Oil tank removal, for in-basement tank, commonly around $1000 assuming the filler tube is also removed and the hole in foundation closed up - generally BAD idea to leave the filler pipe in place not only because there have been all too many cases of oil delivery men "filling" a tank that is no longerthere, but also because buyers seeing tht on the inspection report have to assume possible soil contamination also - so best to get all the piping removed and any contaminated soil cleaned up at same time.

If outside tank, all the more important to get it ALL removed AND get a soil contamination certification report from licensed petroleum tank removal firm - certifying the tank and all associated piping has been removed and that the soil around them has been tested and meets state cleanup standards. (which can run from $1000 range, occasionally less, to hundreds of thousands depending on how much leakage and spillage there has been over the years - I have seen everything from about 10-20# soil removal right around the filler tube/cap, so over an estimated 20,000 gallons reaching several houses ove many decades, and costing $1/4 million to clean up to state acceptance.

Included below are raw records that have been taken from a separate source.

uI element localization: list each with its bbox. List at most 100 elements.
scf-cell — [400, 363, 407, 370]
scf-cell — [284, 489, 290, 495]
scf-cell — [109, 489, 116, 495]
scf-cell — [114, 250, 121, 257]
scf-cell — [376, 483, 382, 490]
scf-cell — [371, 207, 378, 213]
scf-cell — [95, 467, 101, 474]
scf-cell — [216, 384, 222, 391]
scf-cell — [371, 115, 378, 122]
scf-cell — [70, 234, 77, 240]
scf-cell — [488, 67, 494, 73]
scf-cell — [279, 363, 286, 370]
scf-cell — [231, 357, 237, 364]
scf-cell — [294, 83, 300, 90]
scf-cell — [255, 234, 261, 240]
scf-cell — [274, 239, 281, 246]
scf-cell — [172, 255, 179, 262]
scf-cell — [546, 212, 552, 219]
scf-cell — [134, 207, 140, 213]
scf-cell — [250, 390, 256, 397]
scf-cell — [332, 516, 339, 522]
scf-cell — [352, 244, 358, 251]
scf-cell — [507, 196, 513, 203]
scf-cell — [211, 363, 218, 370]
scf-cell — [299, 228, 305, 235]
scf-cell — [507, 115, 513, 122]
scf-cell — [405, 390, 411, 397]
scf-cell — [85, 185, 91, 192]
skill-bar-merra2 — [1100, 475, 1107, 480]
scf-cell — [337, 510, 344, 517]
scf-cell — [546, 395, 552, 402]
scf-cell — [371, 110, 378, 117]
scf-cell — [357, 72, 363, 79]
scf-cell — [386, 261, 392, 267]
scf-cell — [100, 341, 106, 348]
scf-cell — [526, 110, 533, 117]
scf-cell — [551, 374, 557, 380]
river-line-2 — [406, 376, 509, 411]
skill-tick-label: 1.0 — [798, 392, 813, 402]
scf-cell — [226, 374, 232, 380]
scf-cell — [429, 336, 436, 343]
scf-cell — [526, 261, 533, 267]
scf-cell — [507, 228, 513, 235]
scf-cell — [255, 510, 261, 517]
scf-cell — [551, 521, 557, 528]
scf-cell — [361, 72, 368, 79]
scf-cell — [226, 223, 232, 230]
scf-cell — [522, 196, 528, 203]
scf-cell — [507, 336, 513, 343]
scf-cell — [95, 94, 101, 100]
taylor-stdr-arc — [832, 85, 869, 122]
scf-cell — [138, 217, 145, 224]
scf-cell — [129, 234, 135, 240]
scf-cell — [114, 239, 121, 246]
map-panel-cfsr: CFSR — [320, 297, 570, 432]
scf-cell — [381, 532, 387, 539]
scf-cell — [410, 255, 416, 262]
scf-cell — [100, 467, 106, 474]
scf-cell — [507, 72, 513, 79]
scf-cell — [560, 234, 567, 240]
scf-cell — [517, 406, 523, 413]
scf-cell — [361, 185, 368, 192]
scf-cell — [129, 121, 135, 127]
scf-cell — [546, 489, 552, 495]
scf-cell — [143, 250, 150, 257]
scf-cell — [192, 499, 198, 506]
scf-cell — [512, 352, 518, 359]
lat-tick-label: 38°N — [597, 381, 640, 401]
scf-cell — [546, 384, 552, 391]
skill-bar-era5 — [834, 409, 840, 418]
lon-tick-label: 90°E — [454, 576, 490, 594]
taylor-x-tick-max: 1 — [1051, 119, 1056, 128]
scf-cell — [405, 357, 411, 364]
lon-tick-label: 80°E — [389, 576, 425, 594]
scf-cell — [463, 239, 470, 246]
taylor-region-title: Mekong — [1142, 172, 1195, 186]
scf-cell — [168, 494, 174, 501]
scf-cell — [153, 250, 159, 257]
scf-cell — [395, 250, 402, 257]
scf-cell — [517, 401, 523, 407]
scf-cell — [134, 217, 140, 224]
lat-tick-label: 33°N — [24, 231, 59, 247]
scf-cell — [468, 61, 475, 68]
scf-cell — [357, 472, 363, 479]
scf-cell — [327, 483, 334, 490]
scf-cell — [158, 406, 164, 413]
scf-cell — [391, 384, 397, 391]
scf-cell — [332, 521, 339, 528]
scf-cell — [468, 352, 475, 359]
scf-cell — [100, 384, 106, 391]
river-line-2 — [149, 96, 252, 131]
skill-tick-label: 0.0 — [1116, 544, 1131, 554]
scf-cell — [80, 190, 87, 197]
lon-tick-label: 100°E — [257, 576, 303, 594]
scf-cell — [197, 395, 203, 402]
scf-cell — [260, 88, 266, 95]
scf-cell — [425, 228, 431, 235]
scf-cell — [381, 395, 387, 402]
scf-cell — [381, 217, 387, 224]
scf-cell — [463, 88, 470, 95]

When you say combi boiler system that means you intend to be still using the same baseboard heating loops, just combining domestic hot water and baseboard heating into one commonly 60-100 gallon tank (with much more complex piping for the different temperature domestic and baseboard loop demands) coming off one boiler (which is commonly the same or similar but slightly larger capacity sometimes to the one you would have had for the baseboard heating only).

Cost depends on:

availability of natural gas already / cost of new gas service installation (commonly $1000 range but can be as high as $5000+ in some areas for a new service),

available room for installation (usually no problem if boiler and water heater are currently side by side, though platform if required - like in a garage - usually needs to be beefed up for the larger hot water storage tank),

whether you are converting your existing boiler to natural gas or getting a brand new one,

whether flue will (if going with new gravity flue boiler) needs reduction in size with new liner because it will not only have one appliance rather than two on it,

etc - but the following links to previous similar and related questions with answers should go a long ways to answering your questions. One of the first decisions will be whether you go with standard or high efficiency boiler - can make a 50-100% difference in the installed boiler cost. And certainly, since you are (unless reusing existing boiler) likely looking at $5,000-10,000 range or possibly even more all told, you will want to develop a scope of work (maybe after first talking to a few HVAC vendors on-site about possibilities and after they take job info (but hold them off on bidding until you provide the definitive scope of work parameters like acceptable brands, efficiency wanted, standard efficiency gravity flue or high-efficiency condensing direct vented, total BTU rating, etc.).